US, Japan, S. Korea warn DPRK against nuclear test
On the eve of a meeting with the Chinese President in Cambodia, the US President discusses the DPRK's nuclear test with his Japanese and South Korean counterparts.
The United States, Japan, and South Korea on Sunday vowed a "strong and resolute response" if North Korea carried out a nuclear test.
US President Joe Biden held talks on the matter with allies Japan and South Korea in Phnom Penh on Sunday, on the eve of a meeting with Chinese counterpart Xi Jinping.
Biden, Japanese Prime Minister Fumio Kishida, and South Korean President Yoon Suk-yeol issued a joint statement condemning DPRK's recent barrage, which included an intercontinental ballistic missile.

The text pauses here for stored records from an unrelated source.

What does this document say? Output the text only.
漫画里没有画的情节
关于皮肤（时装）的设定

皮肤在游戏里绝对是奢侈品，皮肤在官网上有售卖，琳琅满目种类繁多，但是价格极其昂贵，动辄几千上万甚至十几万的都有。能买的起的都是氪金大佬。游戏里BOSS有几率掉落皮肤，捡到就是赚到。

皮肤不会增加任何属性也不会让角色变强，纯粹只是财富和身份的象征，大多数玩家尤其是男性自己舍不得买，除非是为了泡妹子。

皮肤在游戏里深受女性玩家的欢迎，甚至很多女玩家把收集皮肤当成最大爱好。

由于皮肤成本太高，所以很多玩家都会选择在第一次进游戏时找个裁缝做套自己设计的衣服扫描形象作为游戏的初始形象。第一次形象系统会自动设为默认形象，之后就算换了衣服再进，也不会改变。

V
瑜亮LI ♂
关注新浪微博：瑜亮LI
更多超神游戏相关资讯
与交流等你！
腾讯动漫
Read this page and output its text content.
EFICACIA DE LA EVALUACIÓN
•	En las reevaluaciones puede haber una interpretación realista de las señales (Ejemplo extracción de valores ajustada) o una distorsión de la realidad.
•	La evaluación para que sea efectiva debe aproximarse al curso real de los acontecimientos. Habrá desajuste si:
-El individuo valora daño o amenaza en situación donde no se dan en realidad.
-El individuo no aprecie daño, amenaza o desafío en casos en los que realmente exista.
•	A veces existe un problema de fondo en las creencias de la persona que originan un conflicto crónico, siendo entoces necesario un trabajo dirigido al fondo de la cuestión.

"They reaffirm that a DPRK nuclear test would be met with a strong and resolute response from the international community," the statement read.
The trio met on the sidelines of an East Asian summit in the Cambodian capital.
"President Biden reiterated that the US commitment to defend Japan and the ROK is ironclad and backed by the full range of capabilities, including nuclear," the statement added, using an abbreviation for South Korea's official name.
Pyongyang ramped up missile launches in response to large-scale US-South Korean air exercises, which it described as "aggressive and provocative."
The tests included an intercontinental ballistic missile and another shorter-range projectile that crossed the de facto maritime border and landed near South Korean territorial waters for the first time since a ceasefire ended hostilities in the Korean War in 1953.
Seoul and Washington have been warning for months that Pyongyang is ready to conduct another nuclear test at any time.
Sunday's joint statement stressed that "the path to dialogue remains open," urging the DPRK to return to negotiations.
The statement, dubbed the "Phnom Penh Declaration," included a pledge to work to boost deterrence.
"The Leaders intend to share DPRK missile warning data in real time to improve each country's ability to detect and assess the threat posed by incoming missiles," it said.
It is noteworthy that last week, the US and South Korea concluded their six-day war games named the Vigilant Storm -- the widest-scale military exercise of its kind, including 240 warplanes conducting 1,600 sorties.
In response, the DPRK said it has responded to the war games by hitting key enemy targets in an exercise.
Pyongyang's military considered that the war games were an "open provocation aimed at intentionally escalating the tension" and "a dangerous war drill of very high aggressive nature," the North's Korean Central News Agency (KCNA) reported.
As a result, the DPRK tested a number of missiles, including an intercontinental ballistic missile (ICBM) and hundreds of artillery shells, in addition to practicing hitting a major South Korean city to "smash the enemies' persistent war hysteria."
In early November, the DPRK issued a warning to the United States and South Korea against continuing their joint military drills, vowing a more powerful response to US provocations.
"The situation in the Korean Peninsula and its vicinity has entered the serious confrontation phase of power for power again due to the ceaseless and reckless military moves of the US and South Korea," DPRK's Foreign Ministry had said in a statement.
"If the US continuously persists in the grave military provocations, the DPRK will take into account more powerful follow-up measures," Pyongyang warned.
When Biden meets with Xi on the sidelines of the G20 summit on the Indonesian island of Bali on Monday, he is expected to warn Xi that further North Korean missile and nuclear build-up would mean the United States boosting its military presence in the region -- something Beijing bitterly opposes.
"North Korea represents a threat not just to the United States, not just to (South Korea) and Japan but to peace and stability across the entire region," US National Security Advisor Jake Sullivan told reporters.